A news conference held by the tent protest leaders last week devolved into a squabble on live video, with some of the local leaders accusing the national leadership of hogging attention and making decisions on their own.

Channel 10, considered by some an even greater bastion of leftism than Channel 2, interviewed Daphni Leef, the most prominent leader of the "revolution," and asked her some tough questions that had not been asked in the previous weeks' coddling interviews. 

The interviewer noted that she had grown up in the affluent Jerusalem neighborhood of Rechavia, next to the Prime Minister's residence, and then moved to Kfar Shemaryahu, possibly Israel's most highbrow neighborhood. He asked her if she is the right person to lead a protest on socio-economic injustice. He also noted that she had not served in the military or in alternative National Service, and asked if she had spent the night at the main Tel Aviv protest encampment recently.
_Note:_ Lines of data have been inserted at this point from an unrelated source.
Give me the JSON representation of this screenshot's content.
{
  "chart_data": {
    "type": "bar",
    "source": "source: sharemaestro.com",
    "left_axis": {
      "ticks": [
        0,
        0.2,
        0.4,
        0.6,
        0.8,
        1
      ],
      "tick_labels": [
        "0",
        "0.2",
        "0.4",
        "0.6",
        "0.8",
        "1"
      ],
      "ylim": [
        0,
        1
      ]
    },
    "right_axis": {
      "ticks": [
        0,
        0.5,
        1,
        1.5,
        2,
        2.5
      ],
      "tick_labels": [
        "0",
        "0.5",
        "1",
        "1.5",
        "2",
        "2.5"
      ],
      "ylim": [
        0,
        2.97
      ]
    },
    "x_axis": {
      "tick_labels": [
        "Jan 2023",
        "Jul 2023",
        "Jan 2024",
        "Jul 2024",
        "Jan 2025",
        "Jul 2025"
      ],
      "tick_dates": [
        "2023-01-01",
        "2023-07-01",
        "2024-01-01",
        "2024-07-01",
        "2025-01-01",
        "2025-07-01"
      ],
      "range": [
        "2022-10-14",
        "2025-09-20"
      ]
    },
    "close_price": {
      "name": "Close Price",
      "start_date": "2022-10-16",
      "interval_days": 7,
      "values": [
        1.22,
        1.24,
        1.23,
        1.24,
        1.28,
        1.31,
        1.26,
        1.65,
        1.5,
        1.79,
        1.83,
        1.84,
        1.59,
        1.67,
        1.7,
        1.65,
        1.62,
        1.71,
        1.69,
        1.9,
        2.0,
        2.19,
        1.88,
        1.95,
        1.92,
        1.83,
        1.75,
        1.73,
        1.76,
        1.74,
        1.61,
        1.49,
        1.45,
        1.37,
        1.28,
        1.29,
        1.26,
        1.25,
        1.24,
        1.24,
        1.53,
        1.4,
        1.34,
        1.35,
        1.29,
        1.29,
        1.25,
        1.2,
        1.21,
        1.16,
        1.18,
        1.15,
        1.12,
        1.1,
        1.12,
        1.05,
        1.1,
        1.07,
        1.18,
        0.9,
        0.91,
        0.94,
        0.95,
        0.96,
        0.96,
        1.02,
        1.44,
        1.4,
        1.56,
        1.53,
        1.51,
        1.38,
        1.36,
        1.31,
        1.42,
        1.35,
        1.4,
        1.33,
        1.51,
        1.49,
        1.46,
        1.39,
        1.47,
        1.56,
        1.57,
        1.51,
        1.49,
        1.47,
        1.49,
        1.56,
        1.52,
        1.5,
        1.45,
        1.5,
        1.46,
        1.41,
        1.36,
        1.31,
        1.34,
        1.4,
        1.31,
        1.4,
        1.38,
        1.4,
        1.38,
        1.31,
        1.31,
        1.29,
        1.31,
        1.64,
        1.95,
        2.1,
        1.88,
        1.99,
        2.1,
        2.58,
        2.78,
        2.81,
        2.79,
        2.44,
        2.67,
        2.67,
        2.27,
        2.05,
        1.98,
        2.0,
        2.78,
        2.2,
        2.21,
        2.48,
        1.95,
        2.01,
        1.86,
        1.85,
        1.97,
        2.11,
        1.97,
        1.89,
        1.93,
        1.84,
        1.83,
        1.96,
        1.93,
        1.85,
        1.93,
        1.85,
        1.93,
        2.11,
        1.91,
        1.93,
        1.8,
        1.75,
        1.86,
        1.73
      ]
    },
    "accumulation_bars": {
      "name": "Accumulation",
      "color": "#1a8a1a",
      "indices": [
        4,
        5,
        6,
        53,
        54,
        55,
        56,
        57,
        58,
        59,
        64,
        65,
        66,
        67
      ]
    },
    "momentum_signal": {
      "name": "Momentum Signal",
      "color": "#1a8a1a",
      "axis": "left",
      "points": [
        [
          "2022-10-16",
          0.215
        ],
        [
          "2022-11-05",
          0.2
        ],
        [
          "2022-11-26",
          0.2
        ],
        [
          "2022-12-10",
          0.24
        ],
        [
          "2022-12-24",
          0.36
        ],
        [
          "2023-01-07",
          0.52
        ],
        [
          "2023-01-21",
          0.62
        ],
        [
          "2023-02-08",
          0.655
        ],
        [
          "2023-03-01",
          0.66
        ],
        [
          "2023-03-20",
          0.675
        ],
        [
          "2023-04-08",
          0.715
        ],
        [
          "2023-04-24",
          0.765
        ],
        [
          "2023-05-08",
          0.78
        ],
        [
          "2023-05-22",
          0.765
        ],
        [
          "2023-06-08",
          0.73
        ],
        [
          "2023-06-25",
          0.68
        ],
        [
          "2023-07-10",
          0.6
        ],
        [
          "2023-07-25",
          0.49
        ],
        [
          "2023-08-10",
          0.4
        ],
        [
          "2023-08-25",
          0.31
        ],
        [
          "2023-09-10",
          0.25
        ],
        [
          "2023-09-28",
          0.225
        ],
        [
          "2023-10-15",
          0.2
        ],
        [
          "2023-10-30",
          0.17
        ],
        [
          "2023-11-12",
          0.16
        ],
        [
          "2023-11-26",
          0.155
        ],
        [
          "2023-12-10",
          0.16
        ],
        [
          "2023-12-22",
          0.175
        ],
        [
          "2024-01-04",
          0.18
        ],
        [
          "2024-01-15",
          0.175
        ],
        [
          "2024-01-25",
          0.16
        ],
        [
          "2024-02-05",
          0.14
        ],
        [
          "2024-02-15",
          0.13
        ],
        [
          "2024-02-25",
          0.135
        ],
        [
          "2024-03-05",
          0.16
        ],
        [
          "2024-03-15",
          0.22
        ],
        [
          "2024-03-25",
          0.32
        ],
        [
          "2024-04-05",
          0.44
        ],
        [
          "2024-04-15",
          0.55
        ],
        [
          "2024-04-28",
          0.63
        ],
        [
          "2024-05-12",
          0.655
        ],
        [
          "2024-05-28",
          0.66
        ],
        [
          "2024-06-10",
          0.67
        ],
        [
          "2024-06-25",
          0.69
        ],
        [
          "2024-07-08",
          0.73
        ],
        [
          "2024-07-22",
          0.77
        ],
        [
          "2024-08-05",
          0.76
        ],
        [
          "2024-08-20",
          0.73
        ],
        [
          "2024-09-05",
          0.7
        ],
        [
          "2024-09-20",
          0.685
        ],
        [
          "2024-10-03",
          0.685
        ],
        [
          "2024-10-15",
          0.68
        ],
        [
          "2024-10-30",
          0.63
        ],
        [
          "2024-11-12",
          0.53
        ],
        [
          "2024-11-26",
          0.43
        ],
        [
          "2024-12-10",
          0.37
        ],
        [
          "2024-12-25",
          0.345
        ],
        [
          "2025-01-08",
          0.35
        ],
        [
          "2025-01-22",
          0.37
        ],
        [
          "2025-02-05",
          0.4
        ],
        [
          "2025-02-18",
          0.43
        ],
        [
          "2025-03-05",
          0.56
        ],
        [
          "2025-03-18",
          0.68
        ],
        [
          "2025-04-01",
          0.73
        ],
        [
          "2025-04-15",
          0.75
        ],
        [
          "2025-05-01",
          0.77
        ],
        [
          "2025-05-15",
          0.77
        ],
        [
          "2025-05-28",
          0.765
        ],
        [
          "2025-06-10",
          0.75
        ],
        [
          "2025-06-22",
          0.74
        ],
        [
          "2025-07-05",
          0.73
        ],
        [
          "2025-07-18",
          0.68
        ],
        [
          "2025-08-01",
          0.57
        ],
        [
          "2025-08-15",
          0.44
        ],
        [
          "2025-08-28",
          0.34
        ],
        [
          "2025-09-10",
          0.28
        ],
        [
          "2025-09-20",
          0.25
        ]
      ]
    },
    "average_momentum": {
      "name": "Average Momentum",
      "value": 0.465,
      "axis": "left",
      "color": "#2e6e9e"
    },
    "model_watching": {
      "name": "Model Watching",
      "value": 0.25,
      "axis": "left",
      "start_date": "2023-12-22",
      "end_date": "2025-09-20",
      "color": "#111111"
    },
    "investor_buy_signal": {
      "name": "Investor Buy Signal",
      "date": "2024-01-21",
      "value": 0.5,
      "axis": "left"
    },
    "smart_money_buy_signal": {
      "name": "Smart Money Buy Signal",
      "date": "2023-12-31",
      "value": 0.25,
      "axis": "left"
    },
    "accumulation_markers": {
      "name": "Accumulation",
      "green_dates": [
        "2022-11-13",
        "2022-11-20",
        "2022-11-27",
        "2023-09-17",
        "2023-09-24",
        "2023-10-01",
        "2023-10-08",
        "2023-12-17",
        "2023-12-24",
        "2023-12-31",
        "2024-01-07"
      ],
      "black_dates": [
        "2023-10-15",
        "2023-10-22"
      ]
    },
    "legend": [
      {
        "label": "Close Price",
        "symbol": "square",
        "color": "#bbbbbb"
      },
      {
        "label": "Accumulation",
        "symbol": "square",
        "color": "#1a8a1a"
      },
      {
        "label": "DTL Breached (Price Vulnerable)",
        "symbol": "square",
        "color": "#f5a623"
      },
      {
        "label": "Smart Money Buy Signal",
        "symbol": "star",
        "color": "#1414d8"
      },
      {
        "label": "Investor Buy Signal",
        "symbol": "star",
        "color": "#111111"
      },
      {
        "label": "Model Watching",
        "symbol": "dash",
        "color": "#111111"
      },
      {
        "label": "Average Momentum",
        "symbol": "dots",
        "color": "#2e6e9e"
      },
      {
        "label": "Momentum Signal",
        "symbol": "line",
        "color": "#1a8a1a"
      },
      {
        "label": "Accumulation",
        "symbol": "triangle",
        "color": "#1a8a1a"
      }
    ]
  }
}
Leef admitted she had not slept in the tents in recent days. She said that she had received exemption from military service because of epilepsy, and that she has volunteered extensively in other programs. She then walked out of the interview as the cameras were rolling. 

Leef's call for the resignation of the head of the committee appointed by the Prime Minister to address the social protest caused considerable ire in her own camp, where other leaders said they were not consulted about the move. 

The committee is dealing with suggestions for alleviating social welfare issues that affect those below the poverty line in Israel as well as that portion of the middle class that feels the crunch of taxes and high food and housing prices. It is enjoined to be careful not to endanger Israels excellent world economic position with suggestions that signigicantly increase the national debt.

Popular news site Ynet, which had functioned as a PR spin machine for the protest all summer long, keeping it in its top headlines for most of July and August, has featured very few articles on it in the past week.

Next Saturday night, the protesters intend to hold what they call "a million-man protest." If they fail to bring out hundreds of thousands of protesters, the demonstration may become their Waterloo.